Sunday, 13 May 2018

Music Box by Anya Allyn

The final book in the Dark Carousel series ends with a damp squibb rather than a fizzing rocket.  Ultimately, nothing is resolved for Cassie, Ethan, Molly, Sophronia, Aisha or Francis and we are left in a limbo where everything looks doomed to repeat itself all over again.  Whilst Music Box is not quite as disappointing as Marionette, it is a close call - this is quite possibly because so much time is expended on the Ice World and the Serpents when all I really want is the dark gothic tension of the Dollhouse and the Castle that are found in such glorious detail in the first two books.  Ultimately the series moves from a Gothic Horror to a more Science Fiction tale and the juxtaposition of the two just really doesn't work for me.

The other problem with Music Box is that so much is simply glossed over.  For example, Ethan helps a family escape from Canada into the continental United States, makes them aware of the Reapers and then joins a band of revolutionaries intent on throwing over the New World Order.  This results in us being told that they go to war on the Reapers but that's it, no details, no idea of what is happening to Ethan and the other fighters.  It almost feels as though the author has written themself into a corner and with no way out chooses to drop that strand and use the shadow paths to gloss over it all.
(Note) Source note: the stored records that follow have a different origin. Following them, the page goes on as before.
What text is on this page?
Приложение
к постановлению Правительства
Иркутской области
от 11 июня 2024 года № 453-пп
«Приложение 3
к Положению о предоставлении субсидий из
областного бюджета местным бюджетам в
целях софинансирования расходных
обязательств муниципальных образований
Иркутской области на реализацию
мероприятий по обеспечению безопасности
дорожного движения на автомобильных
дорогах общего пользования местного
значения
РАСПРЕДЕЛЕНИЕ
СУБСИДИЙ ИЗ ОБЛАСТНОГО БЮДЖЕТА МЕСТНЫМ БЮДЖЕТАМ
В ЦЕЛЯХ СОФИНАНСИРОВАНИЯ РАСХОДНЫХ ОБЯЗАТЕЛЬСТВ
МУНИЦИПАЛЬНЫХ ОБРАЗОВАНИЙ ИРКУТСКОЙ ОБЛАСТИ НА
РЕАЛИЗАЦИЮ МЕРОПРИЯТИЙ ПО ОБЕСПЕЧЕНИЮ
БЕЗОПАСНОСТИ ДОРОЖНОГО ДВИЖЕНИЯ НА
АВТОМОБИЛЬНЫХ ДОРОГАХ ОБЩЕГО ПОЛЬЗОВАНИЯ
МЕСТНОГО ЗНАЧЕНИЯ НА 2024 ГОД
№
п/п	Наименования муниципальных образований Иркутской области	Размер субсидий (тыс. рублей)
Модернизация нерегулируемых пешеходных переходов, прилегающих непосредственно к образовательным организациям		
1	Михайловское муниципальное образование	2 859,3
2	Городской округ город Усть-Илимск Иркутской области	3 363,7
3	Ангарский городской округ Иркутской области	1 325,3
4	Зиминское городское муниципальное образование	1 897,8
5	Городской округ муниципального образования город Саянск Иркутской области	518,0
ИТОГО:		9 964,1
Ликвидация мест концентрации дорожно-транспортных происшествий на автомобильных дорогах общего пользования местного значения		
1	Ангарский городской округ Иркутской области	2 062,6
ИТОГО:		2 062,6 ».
The sections at the Castle are, once again, the stand out pieces in this quadrilogy.  Sadly we spend much less time there this time around and it is much of a rehashing of information we already have from the previous books.  The only real revelation is the identity of the watcher in the tower but even that is tempered by the science fiction element of the Serpent Empress - although she has been a presence in the books from the outset she has a real impact in this one, even if it is one that feels evermore hackneyed.

I was really disappointed with how this series panned out.  The genre cross over just didn't work for me and I think it would have worked better as an either or book and that the Gothic Horror was really the way to go as the first two books were so strong.  Instead what we ended up getting was a bit of a mess really and neither one thing nor the other.  It also doesn't help that we are chested out of a definitive ending to the series, to be honest normally the whole thing being left open for further investigation would thrill me but in this case it just makes me sad.  I don't need a happy ending to a tale but I do kind of like an ending, a sense of finality for the characters.

My advice would be read Dollhouse and Paper Dolls and then just make the rest of the tale up in your head rather than reading Marionette and Music Box.